Slovenija 2008

The sum of the two opposite angles $\angle ATD$ and $\angle ACD$ in the quadrilateral $ATDC$ is $\pi$, so this quadrilateral is cyclic. Set $\angle TCD=\alpha$. Then

$\angle TAD=\angle TCD=\alpha$. Points $A$, $B$, $E$, $D$ are concyclic, so $\angle BED=\angle BAD=\angle TAD=\alpha$. We have $\angle FED=\angle BED=\alpha =\angle TCD=\angle FCD$, so angles $FED$ and $FCD$ in the quadrilateral $FECD$ are equal and this quadrilateral is also cyclic.

Let $\angle ECF=\beta$. Since $FECD$ is cyclic, we have $\angle EDF=\angle ECF=\beta$. Points $E$, $D$, $B$ and $G$ all lie on $\mathcal{K}$, so $\angle EBG=\angle EDG=\angle EDF=\beta$.

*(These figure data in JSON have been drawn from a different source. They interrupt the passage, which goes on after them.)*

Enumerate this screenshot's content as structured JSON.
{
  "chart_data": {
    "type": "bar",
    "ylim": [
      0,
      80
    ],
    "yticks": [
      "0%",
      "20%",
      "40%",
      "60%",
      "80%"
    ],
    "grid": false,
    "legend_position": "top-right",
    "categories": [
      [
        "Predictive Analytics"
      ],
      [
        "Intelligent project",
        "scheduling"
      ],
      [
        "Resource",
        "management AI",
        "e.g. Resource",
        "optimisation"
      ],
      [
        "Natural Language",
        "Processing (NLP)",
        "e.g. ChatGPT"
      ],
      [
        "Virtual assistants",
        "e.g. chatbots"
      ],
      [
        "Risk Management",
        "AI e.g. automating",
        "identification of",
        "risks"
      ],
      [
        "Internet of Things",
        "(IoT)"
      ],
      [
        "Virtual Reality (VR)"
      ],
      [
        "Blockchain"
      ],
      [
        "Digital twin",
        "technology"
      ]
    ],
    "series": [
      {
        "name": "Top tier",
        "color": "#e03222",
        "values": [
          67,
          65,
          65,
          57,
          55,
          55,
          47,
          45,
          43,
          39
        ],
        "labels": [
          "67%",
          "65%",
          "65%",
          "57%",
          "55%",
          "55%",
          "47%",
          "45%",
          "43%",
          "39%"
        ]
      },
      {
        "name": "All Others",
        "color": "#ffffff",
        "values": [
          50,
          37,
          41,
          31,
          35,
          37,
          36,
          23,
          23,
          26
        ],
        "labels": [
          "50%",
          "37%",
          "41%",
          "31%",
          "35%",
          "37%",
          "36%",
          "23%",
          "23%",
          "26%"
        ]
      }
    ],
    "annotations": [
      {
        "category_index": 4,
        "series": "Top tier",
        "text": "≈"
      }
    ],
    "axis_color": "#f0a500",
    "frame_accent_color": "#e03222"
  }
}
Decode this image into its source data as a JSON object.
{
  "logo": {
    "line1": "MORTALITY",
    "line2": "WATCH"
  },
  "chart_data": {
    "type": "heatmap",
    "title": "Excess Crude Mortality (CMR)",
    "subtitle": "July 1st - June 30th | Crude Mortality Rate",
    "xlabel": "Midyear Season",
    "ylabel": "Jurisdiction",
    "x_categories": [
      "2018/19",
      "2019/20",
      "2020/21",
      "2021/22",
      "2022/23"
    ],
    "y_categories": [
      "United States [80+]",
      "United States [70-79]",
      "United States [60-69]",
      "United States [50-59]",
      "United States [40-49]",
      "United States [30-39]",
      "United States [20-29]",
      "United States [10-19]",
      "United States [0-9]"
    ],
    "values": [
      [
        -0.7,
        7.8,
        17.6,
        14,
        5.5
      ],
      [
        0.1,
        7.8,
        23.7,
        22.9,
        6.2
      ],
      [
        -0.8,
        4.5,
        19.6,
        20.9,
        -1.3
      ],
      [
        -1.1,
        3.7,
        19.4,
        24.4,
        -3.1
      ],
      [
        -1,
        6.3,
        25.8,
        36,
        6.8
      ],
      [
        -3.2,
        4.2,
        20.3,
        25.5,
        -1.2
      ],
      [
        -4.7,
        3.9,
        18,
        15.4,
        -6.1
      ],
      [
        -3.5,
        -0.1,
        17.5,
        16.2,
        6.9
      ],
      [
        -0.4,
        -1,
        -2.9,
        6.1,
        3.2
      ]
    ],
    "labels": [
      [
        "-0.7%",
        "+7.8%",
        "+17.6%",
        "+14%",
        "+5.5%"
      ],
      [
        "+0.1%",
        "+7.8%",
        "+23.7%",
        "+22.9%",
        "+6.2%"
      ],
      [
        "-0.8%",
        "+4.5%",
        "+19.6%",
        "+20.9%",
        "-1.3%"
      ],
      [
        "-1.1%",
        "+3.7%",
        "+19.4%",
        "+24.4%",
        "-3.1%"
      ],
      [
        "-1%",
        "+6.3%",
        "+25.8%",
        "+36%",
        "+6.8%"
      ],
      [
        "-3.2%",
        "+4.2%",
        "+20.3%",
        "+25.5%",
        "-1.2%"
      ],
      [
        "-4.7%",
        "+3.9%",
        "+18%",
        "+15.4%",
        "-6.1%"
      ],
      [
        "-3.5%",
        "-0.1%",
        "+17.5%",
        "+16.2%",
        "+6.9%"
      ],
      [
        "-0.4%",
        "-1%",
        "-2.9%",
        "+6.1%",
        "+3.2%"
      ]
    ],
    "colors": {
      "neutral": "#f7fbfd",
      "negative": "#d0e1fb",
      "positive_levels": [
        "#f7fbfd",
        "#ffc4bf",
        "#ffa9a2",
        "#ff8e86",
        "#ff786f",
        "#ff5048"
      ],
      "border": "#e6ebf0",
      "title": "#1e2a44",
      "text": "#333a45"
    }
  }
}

Denote $\angle EFC=\gamma$. Since the quadrilateral $CDFE$ is cyclic, we have $\angle EDC=\angle EFC=\gamma$, so $\angle EDB=\pi -\angle EDC=\pi -\gamma$. Points $D$, $B$, $G$ and $E$ are concyclic, so $\angle EGB=\pi -\angle EDB=\pi -(\pi -\gamma )=\gamma$, and $\angle EFC=\angle EGB$. But we have already shown that $\angle ECF=\beta =\angle EBG$. Triangles $ECF$ and $EBG$ have two congruent angles, so they are similar.